On Tue, Nov 01, 2005 at 08:42:38PM -0500, Art Alexion said:




Stephen Gran wrote:





On Tue, Nov 01, 2005 at 06:11:09PM -0500, Art Alexion said:





By default, my distro tries to run an ntp update script before it
initializes ppp.  The documentation on the distro web site shows you how
to disable the ntp init script, but I don't want to do that.  I want to
edit the startup so that it runs _after_ ppp is initialized.

I installed the webmin init module, but need to read about the runlevel
and 'start at' and 'stop at' settings before I make any changes. Google
hasn't helped me find documentation. Can anyone recommend a place?




The way it works, roughly (and totally solution dependant, but most
linux distros do it this way these days) is that the kernel boots, and
at some point hands thing off to init.  init runs all of the scripts
that start with S in the rcS.d directory, and then switches to the
'default' run level - what that default is is completely distribution
dependant, although I think Redhat-alikes all use 5.
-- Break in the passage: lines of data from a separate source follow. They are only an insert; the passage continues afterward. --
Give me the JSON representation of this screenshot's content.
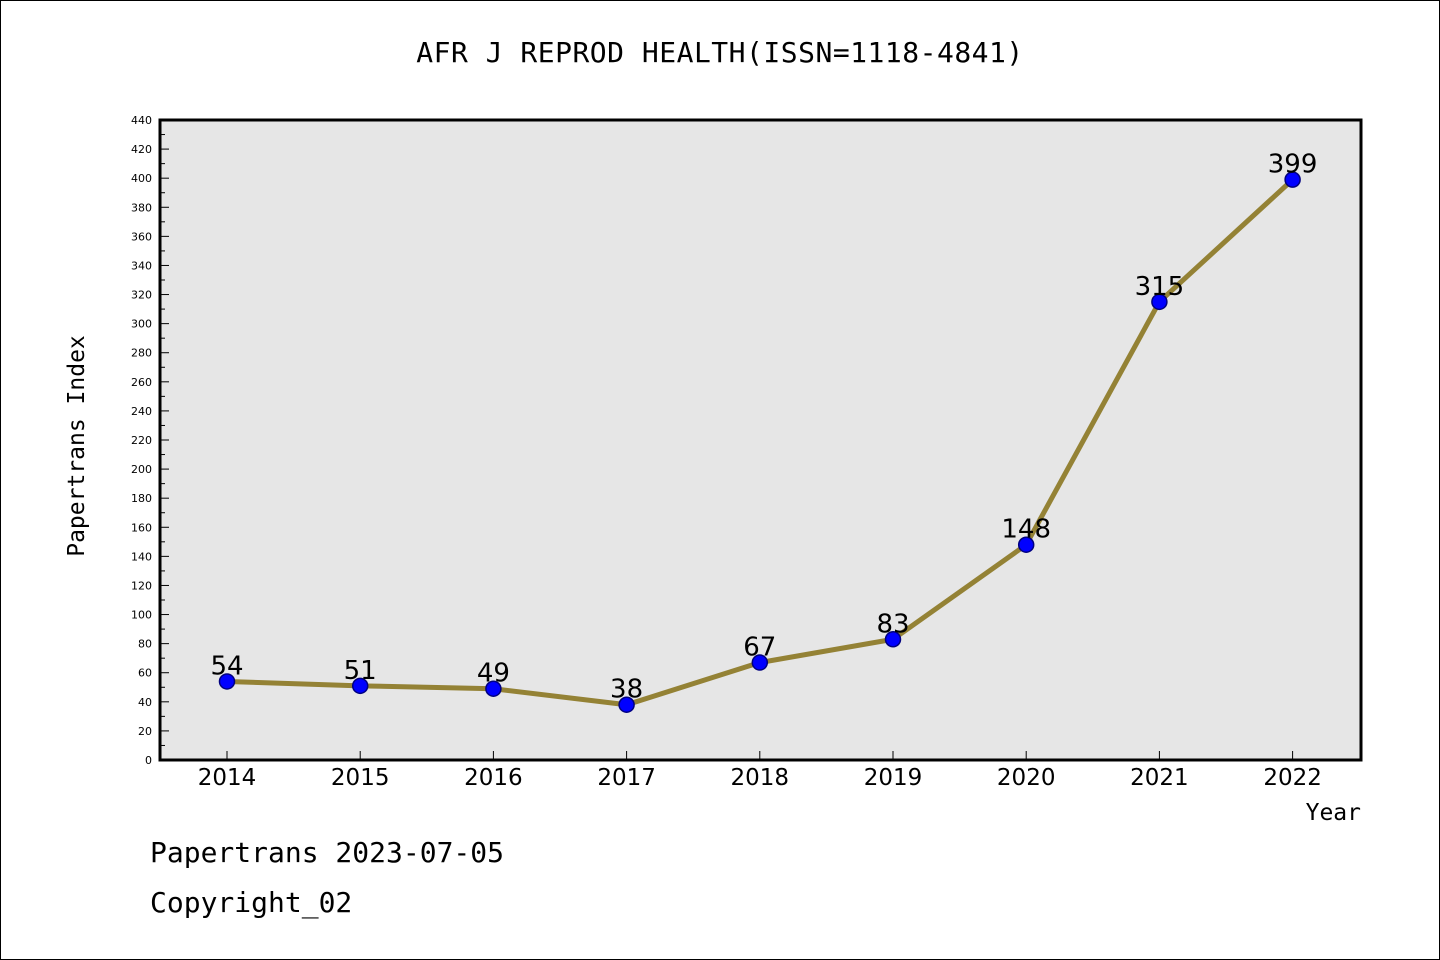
{
  "chart_data": {
    "type": "line",
    "title": "AFR J REPROD HEALTH(ISSN=1118-4841)",
    "xlabel": "Year",
    "ylabel": "Papertrans Index",
    "categories": [
      "2014",
      "2015",
      "2016",
      "2017",
      "2018",
      "2019",
      "2020",
      "2021",
      "2022"
    ],
    "series": [
      {
        "values": [
          54,
          51,
          49,
          38,
          67,
          83,
          148,
          315,
          399
        ]
      }
    ],
    "data_labels": [
      "54",
      "51",
      "49",
      "38",
      "67",
      "83",
      "148",
      "315",
      "399"
    ],
    "ylim": [
      0,
      440
    ],
    "y_ticks": [
      "0",
      "20",
      "40",
      "60",
      "80",
      "100",
      "120",
      "140",
      "160",
      "180",
      "200",
      "220",
      "240",
      "260",
      "280",
      "300",
      "320",
      "340",
      "360",
      "380",
      "400",
      "420",
      "440"
    ],
    "grid": false,
    "legend": "none",
    "colors": {
      "line": "#948235",
      "marker_fill": "#0000ff",
      "marker_stroke": "#000080",
      "plot_background": "#e6e6e6"
    }
  },
  "footer": {
    "date_line": "Papertrans 2023-07-05",
    "copyright_line": "Copyright_02"
  }
}
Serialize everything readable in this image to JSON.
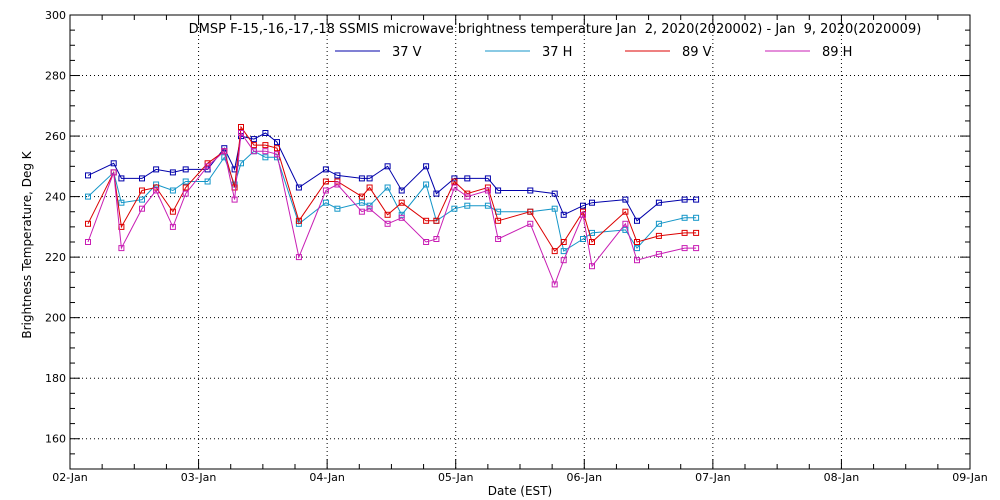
{
  "chart_data": {
    "type": "line",
    "title": "DMSP F-15,-16,-17,-18 SSMIS microwave brightness temperature Jan  2, 2020(2020002) - Jan  9, 2020(2020009)",
    "xlabel": "Date (EST)",
    "ylabel": "Brightness Temperature, Deg K",
    "ylim": [
      150,
      300
    ],
    "xlim": [
      0,
      7
    ],
    "x_unit": "days since 02-Jan",
    "grid": true,
    "legend_position": "top",
    "x_ticks": [
      {
        "v": 0,
        "label": "02-Jan"
      },
      {
        "v": 1,
        "label": "03-Jan"
      },
      {
        "v": 2,
        "label": "04-Jan"
      },
      {
        "v": 3,
        "label": "05-Jan"
      },
      {
        "v": 4,
        "label": "06-Jan"
      },
      {
        "v": 5,
        "label": "07-Jan"
      },
      {
        "v": 6,
        "label": "08-Jan"
      },
      {
        "v": 7,
        "label": "09-Jan"
      }
    ],
    "y_ticks": [
      {
        "v": 160,
        "label": "160"
      },
      {
        "v": 180,
        "label": "180"
      },
      {
        "v": 200,
        "label": "200"
      },
      {
        "v": 220,
        "label": "220"
      },
      {
        "v": 240,
        "label": "240"
      },
      {
        "v": 260,
        "label": "260"
      },
      {
        "v": 280,
        "label": "280"
      },
      {
        "v": 300,
        "label": "300"
      }
    ],
    "x": [
      0.14,
      0.34,
      0.4,
      0.56,
      0.67,
      0.8,
      0.9,
      1.07,
      1.2,
      1.28,
      1.33,
      1.43,
      1.52,
      1.61,
      1.78,
      1.99,
      2.08,
      2.27,
      2.33,
      2.47,
      2.58,
      2.77,
      2.85,
      2.99,
      3.09,
      3.25,
      3.33,
      3.58,
      3.77,
      3.84,
      3.99,
      4.06,
      4.32,
      4.41,
      4.58,
      4.78,
      4.87
    ],
    "series": [
      {
        "name": "37 V",
        "color": "#0000aa",
        "values": [
          247,
          251,
          246,
          246,
          249,
          248,
          249,
          249,
          256,
          249,
          260,
          259,
          261,
          258,
          243,
          249,
          247,
          246,
          246,
          250,
          242,
          250,
          241,
          246,
          246,
          246,
          242,
          242,
          241,
          234,
          237,
          238,
          239,
          232,
          238,
          239,
          239
        ]
      },
      {
        "name": "37 H",
        "color": "#1496c8",
        "values": [
          240,
          248,
          238,
          239,
          244,
          242,
          245,
          245,
          253,
          244,
          251,
          255,
          253,
          253,
          231,
          238,
          236,
          238,
          237,
          243,
          234,
          244,
          232,
          236,
          237,
          237,
          235,
          235,
          236,
          222,
          226,
          228,
          229,
          223,
          231,
          233,
          233
        ]
      },
      {
        "name": "89 V",
        "color": "#dc0000",
        "values": [
          231,
          248,
          230,
          242,
          243,
          235,
          243,
          251,
          255,
          243,
          263,
          257,
          257,
          256,
          232,
          245,
          245,
          240,
          243,
          234,
          238,
          232,
          232,
          245,
          241,
          243,
          232,
          235,
          222,
          225,
          235,
          225,
          235,
          225,
          227,
          228,
          228
        ]
      },
      {
        "name": "89 H",
        "color": "#c81eb4",
        "values": [
          225,
          248,
          223,
          236,
          242,
          230,
          241,
          250,
          255,
          239,
          261,
          255,
          255,
          254,
          220,
          242,
          244,
          235,
          236,
          231,
          233,
          225,
          226,
          243,
          240,
          242,
          226,
          231,
          211,
          219,
          234,
          217,
          231,
          219,
          221,
          223,
          223
        ]
      }
    ]
  }
}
Then init runs all scripts in rc5.d directory that begin with an S with
the start argument (and really, it should also run all scripts that begin
with a K with the stop argument, but many don't).  The only real things
to know about the hacked SysV init that most linux distros use is that

a) scripts whose names start with S should get run with the start
argument
b) scripts whose names start with K should get run with the stop
argument c) All scripts in a directory are run in numerical order
d) At boot, S is first, then default run level.


That's the basics for managing it.





That is what is complicated.  The ntpdate script in in rcS.d and the ppp
script is in rc2d through rc5.d.  I fear putting ppp in rcS.d is a bit
too radical and may lead to unintended consequences.
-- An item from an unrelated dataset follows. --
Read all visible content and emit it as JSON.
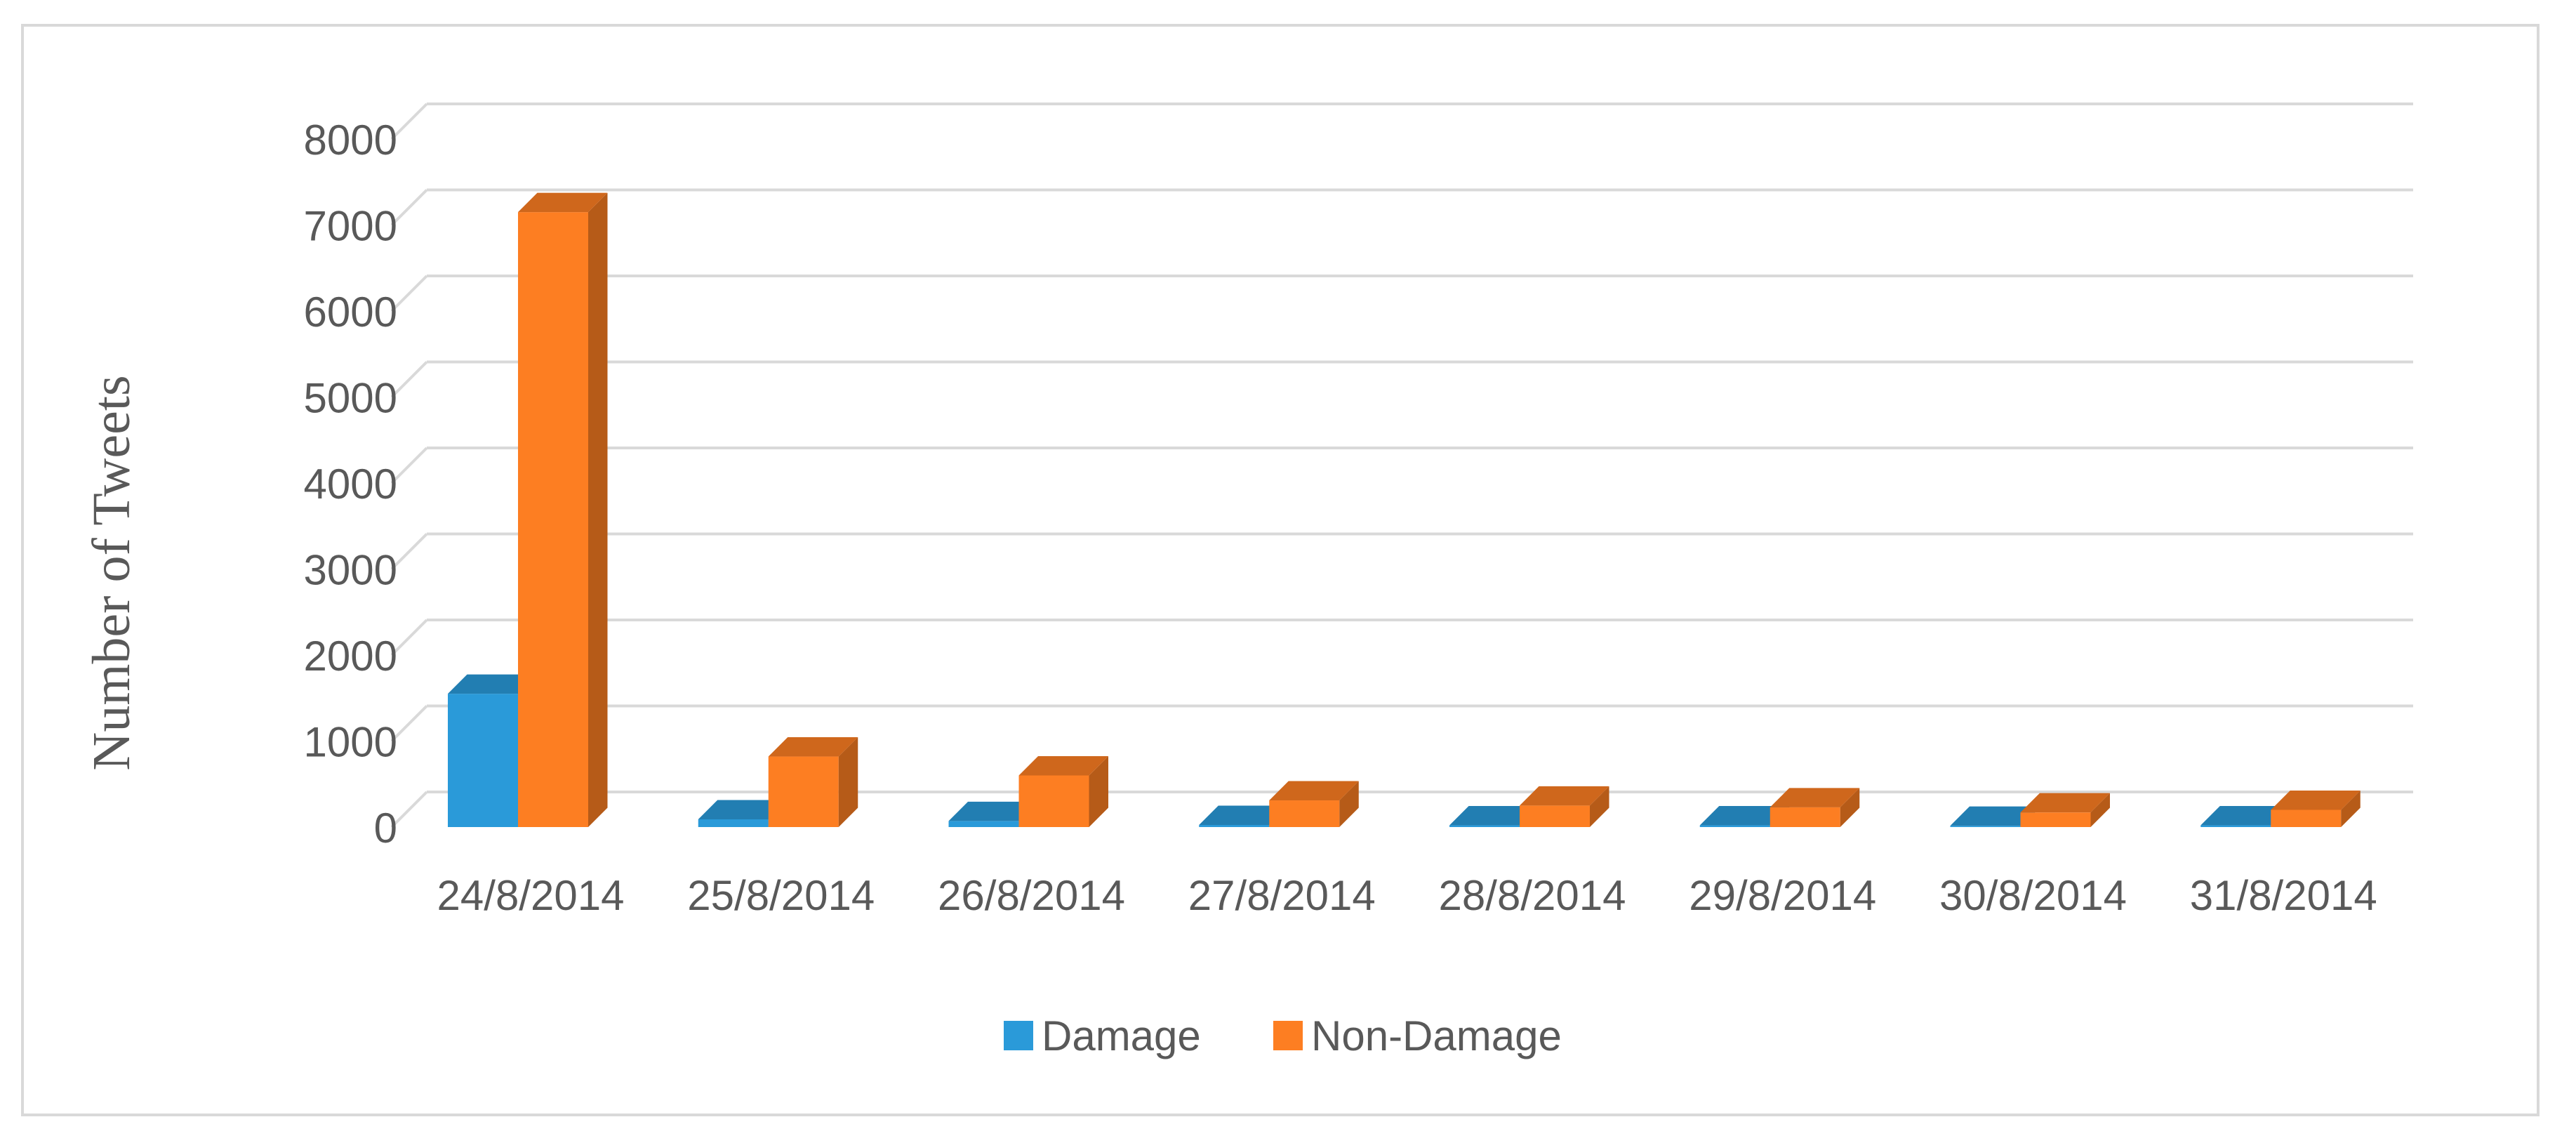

BTW, I am running Kubuntu 5.04 (hoary) which is Debian based. The only
documentation it points to is chapter 9 of the Debian Policy Manual.




Ah, I see the problem.  You are using pppoe or something, and pppd
starts too late for ntpdate, so boot up takes forever.

So, the simple answer is mv /etc/rcS.d/S51ntpdate /etc/rc2.d/S51ntpdate




OK.  Worked.  First I did

cp /etc/rcS.d/S51ntpdate /etc/rcS.d/_S51ntpdate

then

mv /etc/rcS.d/S51ntpdate /etc/rc2.d/S51ntpdate

as I read that init will only execute scripts that start with S or K, and this would make it easier to restore the system if what I did caused problems.

After the changes I rebooted and it worked fine.  Thanks for all of your help.